IEA soon began work in earnest and lobbied for a favourable procurement policy. A big win for it came when it won a place for itself in the Stores Purchase Committee in 1919. When in 1921 a new Stores Purchase Department was created, independent of the London Stores Department, IEA was vociferous in its protest against the move stating that London Office should be subordinate to the Director General of Stores in India. Partly conceding to their demands, the Government in 1929 declared the order of priority for purchasing stores where the first priority would be given to raw materials produced in India and articles manufactured with Indian raw materials. 

IEA had succeeded in altering the Stores Purchase Policy, thereby establishing itself as an important and impactful Chamber of Commerce.

Its second notable win came with its campaign for tariff protection. Till the First World War, the Government had enforced free trade to disallow any protection to Indian industry. But the war changed everything – the engineering industry delivered; and the Government accepted that the industry had grown large enough to warrant continuity, even if that meant protection. A Tariff Board, appointed in 1923, gave protection to 11 industries in 1939.

The Indian Engineering Association (IEA) had arrived.

Meanwhile, Indian industry was entering a new phase. The partition of Bengal boosted the Swadeshi movement with the number of cotton mills increasing by 39 between 1904 and 1910, but the real boost for Indian manufacturing came with the First World War with the cotton, jute and coal industries benefitting the most. The demand for steel escalated during these years, and TISCO proved to be a dependable and able supplier of steel. The increased demand for power encouraged the Tatas to set up the Tata Power Company.

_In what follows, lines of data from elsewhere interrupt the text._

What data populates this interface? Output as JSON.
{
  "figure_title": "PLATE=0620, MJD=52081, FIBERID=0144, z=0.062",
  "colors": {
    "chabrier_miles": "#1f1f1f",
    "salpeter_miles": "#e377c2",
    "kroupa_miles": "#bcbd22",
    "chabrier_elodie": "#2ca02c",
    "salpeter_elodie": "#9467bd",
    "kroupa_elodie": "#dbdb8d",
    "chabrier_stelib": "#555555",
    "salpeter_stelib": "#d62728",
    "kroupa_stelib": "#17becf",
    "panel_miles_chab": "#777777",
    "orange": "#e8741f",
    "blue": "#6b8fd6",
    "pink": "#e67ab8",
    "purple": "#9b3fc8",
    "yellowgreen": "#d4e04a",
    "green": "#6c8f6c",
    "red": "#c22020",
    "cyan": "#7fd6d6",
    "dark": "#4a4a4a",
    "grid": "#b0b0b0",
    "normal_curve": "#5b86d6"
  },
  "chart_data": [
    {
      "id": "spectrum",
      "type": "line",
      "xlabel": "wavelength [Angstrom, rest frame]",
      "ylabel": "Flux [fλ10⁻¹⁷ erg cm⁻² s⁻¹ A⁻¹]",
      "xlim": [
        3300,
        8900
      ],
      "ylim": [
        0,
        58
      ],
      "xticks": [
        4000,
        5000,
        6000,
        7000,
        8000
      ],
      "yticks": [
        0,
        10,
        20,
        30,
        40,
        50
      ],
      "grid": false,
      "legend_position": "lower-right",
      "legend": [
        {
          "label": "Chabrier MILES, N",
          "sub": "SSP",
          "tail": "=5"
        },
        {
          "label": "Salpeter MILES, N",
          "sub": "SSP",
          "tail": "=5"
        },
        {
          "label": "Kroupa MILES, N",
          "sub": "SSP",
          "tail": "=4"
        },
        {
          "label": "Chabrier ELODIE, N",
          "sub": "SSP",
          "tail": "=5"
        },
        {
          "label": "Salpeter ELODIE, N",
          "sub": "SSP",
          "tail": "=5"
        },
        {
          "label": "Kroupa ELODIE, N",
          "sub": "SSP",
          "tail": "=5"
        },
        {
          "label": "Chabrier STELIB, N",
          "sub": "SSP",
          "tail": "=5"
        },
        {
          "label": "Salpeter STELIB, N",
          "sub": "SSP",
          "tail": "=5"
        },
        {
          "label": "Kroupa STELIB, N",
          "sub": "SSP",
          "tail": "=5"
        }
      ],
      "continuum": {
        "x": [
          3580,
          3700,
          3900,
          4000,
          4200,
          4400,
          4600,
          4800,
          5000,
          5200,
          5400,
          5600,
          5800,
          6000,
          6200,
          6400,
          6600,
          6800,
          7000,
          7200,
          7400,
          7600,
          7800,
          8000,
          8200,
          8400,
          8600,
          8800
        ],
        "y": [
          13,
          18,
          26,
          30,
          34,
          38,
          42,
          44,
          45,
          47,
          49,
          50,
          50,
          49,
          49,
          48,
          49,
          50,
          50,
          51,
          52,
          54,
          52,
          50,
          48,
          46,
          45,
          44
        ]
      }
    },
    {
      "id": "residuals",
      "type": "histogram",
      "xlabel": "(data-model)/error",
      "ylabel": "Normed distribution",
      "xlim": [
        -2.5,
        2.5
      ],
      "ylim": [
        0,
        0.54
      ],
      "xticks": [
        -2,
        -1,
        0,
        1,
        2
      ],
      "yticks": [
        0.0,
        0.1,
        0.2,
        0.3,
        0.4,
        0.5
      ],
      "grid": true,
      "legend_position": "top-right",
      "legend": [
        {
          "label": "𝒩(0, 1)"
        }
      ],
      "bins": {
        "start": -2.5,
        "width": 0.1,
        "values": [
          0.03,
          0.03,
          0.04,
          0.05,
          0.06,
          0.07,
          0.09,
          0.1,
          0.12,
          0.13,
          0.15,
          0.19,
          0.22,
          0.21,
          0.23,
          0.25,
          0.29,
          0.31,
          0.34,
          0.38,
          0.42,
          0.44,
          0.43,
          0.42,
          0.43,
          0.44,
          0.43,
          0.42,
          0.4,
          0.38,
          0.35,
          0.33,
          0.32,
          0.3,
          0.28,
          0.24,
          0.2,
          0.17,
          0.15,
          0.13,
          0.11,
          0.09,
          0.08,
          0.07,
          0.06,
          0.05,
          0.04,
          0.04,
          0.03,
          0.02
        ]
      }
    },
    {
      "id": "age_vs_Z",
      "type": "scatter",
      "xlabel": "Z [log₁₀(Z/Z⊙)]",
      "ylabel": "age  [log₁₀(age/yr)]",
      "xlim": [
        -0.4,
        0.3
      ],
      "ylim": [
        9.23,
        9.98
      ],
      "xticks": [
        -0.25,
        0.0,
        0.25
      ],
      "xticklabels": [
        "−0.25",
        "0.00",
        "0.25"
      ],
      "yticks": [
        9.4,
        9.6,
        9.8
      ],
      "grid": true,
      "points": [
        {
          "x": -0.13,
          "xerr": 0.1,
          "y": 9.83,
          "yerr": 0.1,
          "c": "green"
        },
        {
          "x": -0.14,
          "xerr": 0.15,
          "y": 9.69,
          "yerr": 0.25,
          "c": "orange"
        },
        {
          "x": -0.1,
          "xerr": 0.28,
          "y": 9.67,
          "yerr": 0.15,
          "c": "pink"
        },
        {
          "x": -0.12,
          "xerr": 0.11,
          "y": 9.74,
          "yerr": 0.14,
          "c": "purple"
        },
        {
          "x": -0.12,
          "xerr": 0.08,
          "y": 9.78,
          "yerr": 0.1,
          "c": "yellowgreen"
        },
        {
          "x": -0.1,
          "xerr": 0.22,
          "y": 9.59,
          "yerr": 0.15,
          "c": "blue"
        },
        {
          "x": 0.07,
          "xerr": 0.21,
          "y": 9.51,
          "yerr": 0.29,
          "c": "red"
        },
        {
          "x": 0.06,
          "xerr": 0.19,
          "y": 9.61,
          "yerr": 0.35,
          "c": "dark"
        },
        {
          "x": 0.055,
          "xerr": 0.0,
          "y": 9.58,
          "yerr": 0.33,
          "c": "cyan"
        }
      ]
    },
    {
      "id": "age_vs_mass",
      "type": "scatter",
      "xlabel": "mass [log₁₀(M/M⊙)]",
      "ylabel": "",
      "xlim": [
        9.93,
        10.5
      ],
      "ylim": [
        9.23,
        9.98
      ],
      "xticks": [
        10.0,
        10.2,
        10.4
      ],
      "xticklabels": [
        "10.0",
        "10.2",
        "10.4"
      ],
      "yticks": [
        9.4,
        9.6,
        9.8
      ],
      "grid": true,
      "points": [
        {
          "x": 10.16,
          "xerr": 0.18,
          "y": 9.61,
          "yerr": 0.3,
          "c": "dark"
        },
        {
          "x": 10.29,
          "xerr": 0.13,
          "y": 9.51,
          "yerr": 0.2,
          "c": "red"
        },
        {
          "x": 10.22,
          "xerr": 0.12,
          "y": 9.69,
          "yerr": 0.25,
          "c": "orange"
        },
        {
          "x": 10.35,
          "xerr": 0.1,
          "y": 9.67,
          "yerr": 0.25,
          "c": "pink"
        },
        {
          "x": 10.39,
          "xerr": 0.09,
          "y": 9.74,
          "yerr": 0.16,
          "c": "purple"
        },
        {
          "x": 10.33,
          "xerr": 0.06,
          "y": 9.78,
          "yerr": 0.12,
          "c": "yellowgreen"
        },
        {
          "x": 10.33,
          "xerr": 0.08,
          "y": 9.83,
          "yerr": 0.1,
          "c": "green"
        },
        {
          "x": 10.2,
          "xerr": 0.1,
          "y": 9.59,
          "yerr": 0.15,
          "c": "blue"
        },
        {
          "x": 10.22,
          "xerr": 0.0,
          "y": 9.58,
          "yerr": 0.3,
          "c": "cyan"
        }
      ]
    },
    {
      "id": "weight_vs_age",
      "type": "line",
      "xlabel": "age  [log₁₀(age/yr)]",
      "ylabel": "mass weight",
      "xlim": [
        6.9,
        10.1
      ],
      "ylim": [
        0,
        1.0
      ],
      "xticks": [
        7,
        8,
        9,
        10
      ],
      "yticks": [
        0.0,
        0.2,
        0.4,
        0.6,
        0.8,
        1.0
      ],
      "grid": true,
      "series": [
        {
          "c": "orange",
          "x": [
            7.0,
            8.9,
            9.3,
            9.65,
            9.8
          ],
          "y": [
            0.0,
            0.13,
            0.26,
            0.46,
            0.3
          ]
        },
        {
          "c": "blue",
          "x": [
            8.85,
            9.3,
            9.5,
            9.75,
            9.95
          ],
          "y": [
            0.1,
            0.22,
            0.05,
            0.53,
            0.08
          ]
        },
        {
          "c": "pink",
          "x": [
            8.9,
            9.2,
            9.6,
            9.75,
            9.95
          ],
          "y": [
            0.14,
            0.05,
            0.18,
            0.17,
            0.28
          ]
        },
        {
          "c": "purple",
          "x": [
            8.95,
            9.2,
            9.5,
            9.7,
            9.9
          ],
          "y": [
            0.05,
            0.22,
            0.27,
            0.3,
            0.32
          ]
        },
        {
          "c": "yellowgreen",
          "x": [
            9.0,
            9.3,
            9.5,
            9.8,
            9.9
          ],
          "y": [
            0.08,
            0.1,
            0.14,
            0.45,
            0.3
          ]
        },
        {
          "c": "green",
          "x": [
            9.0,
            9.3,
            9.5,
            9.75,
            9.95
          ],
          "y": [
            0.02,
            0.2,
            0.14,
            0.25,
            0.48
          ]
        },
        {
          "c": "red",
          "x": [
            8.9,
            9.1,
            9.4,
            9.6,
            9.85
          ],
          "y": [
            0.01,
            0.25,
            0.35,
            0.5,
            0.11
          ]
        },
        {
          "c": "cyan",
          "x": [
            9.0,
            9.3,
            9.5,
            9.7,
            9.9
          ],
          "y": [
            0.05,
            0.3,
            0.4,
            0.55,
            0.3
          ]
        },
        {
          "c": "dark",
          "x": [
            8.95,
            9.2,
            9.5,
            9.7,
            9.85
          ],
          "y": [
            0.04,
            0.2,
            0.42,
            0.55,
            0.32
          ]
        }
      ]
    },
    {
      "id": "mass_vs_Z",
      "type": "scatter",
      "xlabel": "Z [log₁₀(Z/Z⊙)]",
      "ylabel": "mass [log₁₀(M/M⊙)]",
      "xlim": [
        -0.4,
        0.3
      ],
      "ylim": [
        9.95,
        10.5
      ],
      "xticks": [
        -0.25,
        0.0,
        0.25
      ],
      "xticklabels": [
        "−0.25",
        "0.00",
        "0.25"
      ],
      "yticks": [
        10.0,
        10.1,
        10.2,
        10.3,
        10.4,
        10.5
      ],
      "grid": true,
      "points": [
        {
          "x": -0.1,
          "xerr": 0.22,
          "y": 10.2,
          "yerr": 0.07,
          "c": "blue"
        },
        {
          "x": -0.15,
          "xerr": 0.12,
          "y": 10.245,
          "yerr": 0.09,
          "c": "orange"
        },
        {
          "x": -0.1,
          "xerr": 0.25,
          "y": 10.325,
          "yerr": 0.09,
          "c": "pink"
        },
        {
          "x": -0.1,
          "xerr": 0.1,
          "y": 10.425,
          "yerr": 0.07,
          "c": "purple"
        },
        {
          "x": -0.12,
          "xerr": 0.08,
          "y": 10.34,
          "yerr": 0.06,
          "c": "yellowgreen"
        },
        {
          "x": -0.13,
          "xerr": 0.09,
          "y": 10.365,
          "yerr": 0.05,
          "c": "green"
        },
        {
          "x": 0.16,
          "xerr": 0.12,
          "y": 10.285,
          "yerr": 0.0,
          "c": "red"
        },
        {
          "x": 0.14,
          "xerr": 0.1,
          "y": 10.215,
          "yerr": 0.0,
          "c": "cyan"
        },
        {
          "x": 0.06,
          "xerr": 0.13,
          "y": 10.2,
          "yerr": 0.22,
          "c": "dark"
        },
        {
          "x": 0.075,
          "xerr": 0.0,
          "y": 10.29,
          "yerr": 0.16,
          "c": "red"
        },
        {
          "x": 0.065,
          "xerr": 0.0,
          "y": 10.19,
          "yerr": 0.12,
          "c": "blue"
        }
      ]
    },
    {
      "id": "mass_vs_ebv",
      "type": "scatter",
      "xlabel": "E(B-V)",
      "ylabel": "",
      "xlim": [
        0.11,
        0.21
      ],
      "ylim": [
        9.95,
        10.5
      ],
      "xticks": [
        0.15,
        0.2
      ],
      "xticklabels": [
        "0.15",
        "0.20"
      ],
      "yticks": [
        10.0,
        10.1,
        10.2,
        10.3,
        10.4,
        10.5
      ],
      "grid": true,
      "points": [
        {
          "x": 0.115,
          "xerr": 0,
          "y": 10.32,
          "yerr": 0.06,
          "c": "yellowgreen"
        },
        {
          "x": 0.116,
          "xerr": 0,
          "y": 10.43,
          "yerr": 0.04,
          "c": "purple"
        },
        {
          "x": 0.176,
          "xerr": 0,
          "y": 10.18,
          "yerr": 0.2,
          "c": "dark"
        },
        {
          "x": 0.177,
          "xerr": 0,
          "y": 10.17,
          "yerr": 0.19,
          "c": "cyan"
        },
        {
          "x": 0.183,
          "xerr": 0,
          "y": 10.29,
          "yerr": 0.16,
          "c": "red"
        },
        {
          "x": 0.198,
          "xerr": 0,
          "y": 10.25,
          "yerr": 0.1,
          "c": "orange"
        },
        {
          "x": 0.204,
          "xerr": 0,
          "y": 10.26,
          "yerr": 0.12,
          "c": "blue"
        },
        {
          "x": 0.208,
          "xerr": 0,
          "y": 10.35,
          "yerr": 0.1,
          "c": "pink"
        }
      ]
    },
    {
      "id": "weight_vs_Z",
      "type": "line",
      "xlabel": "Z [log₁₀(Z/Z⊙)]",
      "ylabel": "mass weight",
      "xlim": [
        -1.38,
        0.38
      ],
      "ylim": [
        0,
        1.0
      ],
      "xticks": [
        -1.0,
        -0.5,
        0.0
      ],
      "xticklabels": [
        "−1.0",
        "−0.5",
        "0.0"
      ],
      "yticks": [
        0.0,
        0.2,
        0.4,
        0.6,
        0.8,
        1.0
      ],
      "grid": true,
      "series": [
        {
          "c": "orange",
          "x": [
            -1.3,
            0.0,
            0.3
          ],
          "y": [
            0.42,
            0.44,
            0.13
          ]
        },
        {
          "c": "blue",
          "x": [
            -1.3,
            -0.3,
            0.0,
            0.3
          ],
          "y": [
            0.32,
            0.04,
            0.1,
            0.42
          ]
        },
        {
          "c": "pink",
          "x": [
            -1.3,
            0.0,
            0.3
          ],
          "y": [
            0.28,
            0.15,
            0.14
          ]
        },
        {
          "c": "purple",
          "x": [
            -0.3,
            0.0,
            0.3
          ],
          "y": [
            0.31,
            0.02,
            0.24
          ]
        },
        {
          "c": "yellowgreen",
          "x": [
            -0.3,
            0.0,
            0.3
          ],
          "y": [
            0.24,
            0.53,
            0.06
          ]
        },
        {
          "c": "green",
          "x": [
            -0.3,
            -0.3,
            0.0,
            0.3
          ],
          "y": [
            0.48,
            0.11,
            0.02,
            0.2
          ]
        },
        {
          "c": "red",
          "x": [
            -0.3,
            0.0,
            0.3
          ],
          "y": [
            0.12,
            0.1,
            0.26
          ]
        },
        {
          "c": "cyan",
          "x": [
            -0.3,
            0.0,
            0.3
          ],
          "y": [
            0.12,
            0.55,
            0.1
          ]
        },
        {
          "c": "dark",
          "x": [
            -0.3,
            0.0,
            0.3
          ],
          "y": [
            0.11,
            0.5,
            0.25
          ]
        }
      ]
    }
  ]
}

While the World War raged on, India’s Swadeshi Movement was gaining ground and mass support, fuelled by Mahatma Gandhi’s tours across the length and breadth of the country. The change in sentiment sweeping across the country led the Government to change its stance towards industry in 3 important ways:

Government intervention in industrial development intensified. 
Indian entrepreneurs and entrepreneurship were getting stronger while British Managing Houses and the power they wielded were waning, earning recognition and respect for Indian entrepreneurs from the Government.
Indian manufacturing received a boost since import substitution across industry sectors, especially in the consumer goods segment, was becoming more prevalent.

While Indian industry was finding its feet in this new world, a major game-changer was the entry of multinational corporations in India – the first was a match company from Sweden called WIMCO in 1924, which was followed by Guest Keen, Lever Brothers and Bata Shoe.

Although their primary focus was their businesses, Indian industrialists worked closely with Indian political leaders such as Mahatma Gandhi. They rallied fellow industrialists together to form their own Chambers of Commerce to further Indian interests. GD Birla, Sir Purushottam Das Thakurdas and Fakirji Cowasji set up the Federation of Indian Chambers of Commerce and Industry (FICCI) in 1927, advised by Mahatma Gandhi to help industry contribute in a meaningful way to India’s struggle for Independence. The other notable Chamber of Commerce was ASSOCHAM, which came up in the early 1920s.

While these new Chambers of Commerce were being set up, the older IEA established in 1895 went from strength to strength, becoming the Confederation of Indian Industry in 1992.